Last year, through a partnership forged between Kagiso Trust, the Free State department of education and the Cyril Ramaphosa Foundation, the largely rural province achieved an 88.2% matric pass rate. It beat Western Cape into second place and Gauteng into third place.

The process in the Free State started with a needs analysis. “We don’t adopt a top-down approach,” says Moitse. “The trust goes in from the ground up to work out what problems need addressing. You can’t impose solutions without understanding the challenges.”

One of those was schools with no toilets, where teachers had to urinate under trees with their pupils. The trust found children with no shoes and others who were so short-sighted that they couldn’t see what was written on the blackboard. It helped provide footwear and spectacles.

With its partners, it also set out to ensure that schools were reasonably comfortable environments and thus conducive to better learning.

“We work in provinces that welcome us,” emphasises Moitse. “It’s a receiver-hungry approach.”

When asked if the trust would need to intervene if the South African government did its job better, she responds frankly.

“We often ask ourselves that question. But, no matter what the government does, rural schools will still require support.”

Moitse points out that the trust’s Beyers Naudé Schools Development Programme has supported over 200 000 school children in 166 schools, with an investment of R200 million in the programme.

“Kagiso Trust is self-funded with over R7 billion in net assets and we use the dividends from our investments to fund our programmes.

“Although that might sound impressive, in reality it’s a drop in the ocean of needs and we need to collaborate with like-minded organisations in order to make a broader impact.”

Moitse is passionate about helping to create and support small businesses for, after all, they are part of the solution to South Africa’s jobs crisis.

She talks about some young women who developed a small business from freezing fresh produce. But they faced formidable obstacles when trying to sell into big stores.

“We suggested they try different markets. And, when they decided they wanted to farm themselves, they struggled to obtain funding due to a lack of collateral.”

Now the trust hopes to help them obtain funding. It will also help them identify different markets for their produce.

The results of their efforts are impressive. The Kagiso Enterprises Rural Private Equity Fund has invested over R50 million since 2002 in small to medium-sized businesses.
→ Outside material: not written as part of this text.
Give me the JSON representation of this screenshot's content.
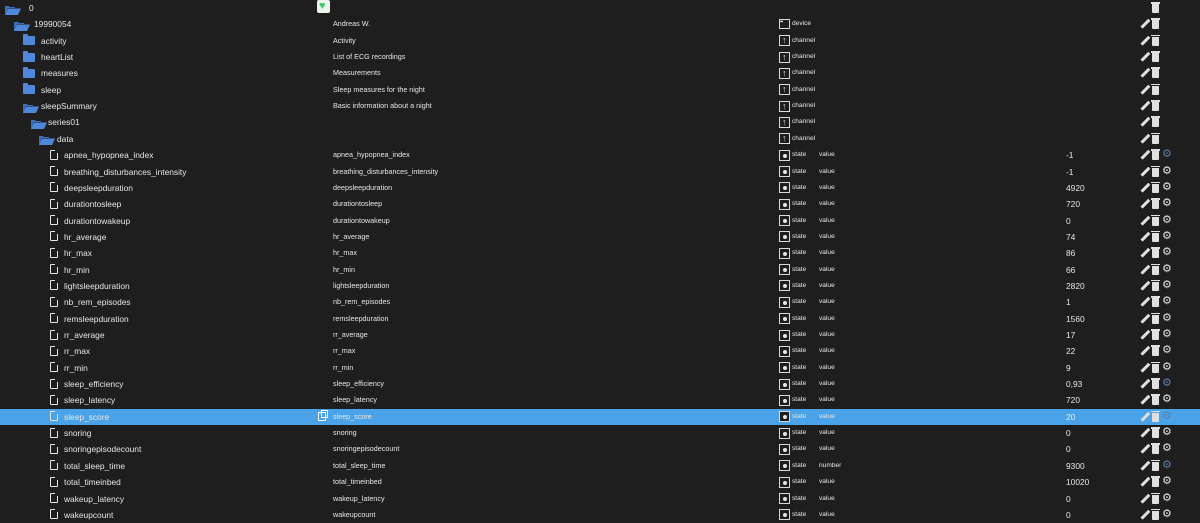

It has funded 11 companies that have created over 3 100 jobs.

The lively mother (53) of two grown-up children grew up in fairly challenging circumstances in Soweto.

Her father, a driver, only had a few years at school and her mother, who matriculated in the same year that Moitse did, was a teacher.

The Kagiso CEO knows what it’s like to be demotivated, for she was a teacher at Namedi Secondary School in Diepkloof, Soweto, “where there were no ceilings and consequently teacher morale was low”.

Nothing, however, could hold back the determined young woman from obtaining her BCom honours at the University of the Witwatersrand, before obtaining her master’s in Business Leadership from Unisa in 1995.

Over the past 20 years she’s been an accountant for several companies, the group chief financial officer for the City of Johannesburg and the head of integrated residential developments for Standard Bank.

She relaxes by walking to keep fit, and occasionally plays golf and the piano.